Nada más lejos de la realidad. La crisis financiera, que azotó sin piedad a Grecia, que arrastraba sus propios problemas, terminó llevándose por el camino también a su vecino Chipre, cuyos bancos tenían la mitad de sus cuentas en bonos helenos.

Tan mal gestionada ha estado esta crisis que la isla –con apenas 800.000 habitantes pero con una situación geoestratégica privilegiada– llegó a intentar ponerse bajo la tutela de Rusia, entregándole la gestión de sus bancos y sus recursos naturales (especialmente el gas) a cambio de un rescate que Europa le regateaba.
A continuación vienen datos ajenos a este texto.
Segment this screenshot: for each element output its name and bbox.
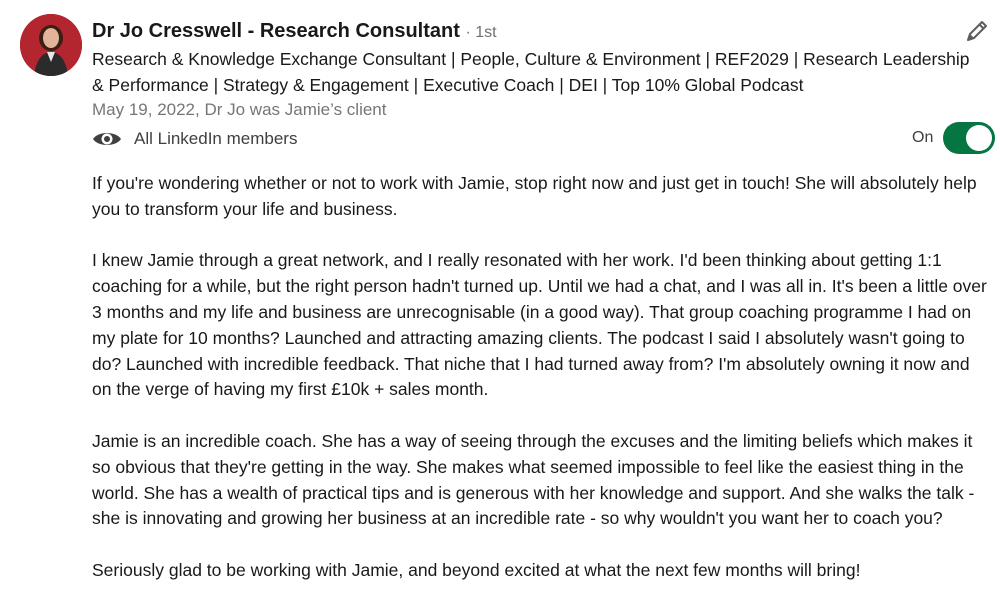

Otra de las grandes lecciones de este caso se refiere a la falta de cohesión entre los miembros de la troika, e incluso entre los estados miembros.

En el caso de los «hombres de negro» que velan por las finanzas de la zona euro, se vio cómo el Fondo Monetario Internacional (FMI) insistió en todo momento en imponer medidas que de ninguna manera afectaran la sostenibilidad de la deuda y, de lo contrario, amenazó abiertamente con no participar en el rescate de Chipre. Las consecuencias (la salida del euro) no parecían importarle.

Por último, durante estas semanas se ha visto una vez más que la que manda en Europa es Alemania, que ha logrado no solamente enviar un mensaje aleccionador hacia el sur, argumentando que sus contribuyentes no pueden ser los únicos que paguen los fallos ajenos e imponiendo un modelo que estará plenamente en vigor con la llegada de la unión bancaria.

El efecto contagio

Ahora, todas las miradas se han vuelto hacia Eslovenia –el primer país ex comunista que entró en la eurozona– pues sufre una grave situación de su sector bancario, que acumula «activos tóxicos» por valor de 7.000 millones de euros, el 20 % del Producto Interior Bruto. De hecho, el anterior Gobierno, derrocado por una moción de censura el pasado febrero, aprobó la creación de un «banco malo» para absorber los activos «tóxicos» y convertirlos en bonos estatales con un descuento del 50 %, y por un valor máximo de 4.000 millones de euros o un 11 % del PIB. Tras la crisis de los depósitos, la prima de riesgo del bono esloveno a diez años oscila ahora en torno a los 500 puntos, respecto a los 360 que marcaba hace apenas dos semanas, una cifra elevada en comparación con otros países con problemas, como España, cuyo diferencial con el bono alemán se sitúa sobre los 390 puntos.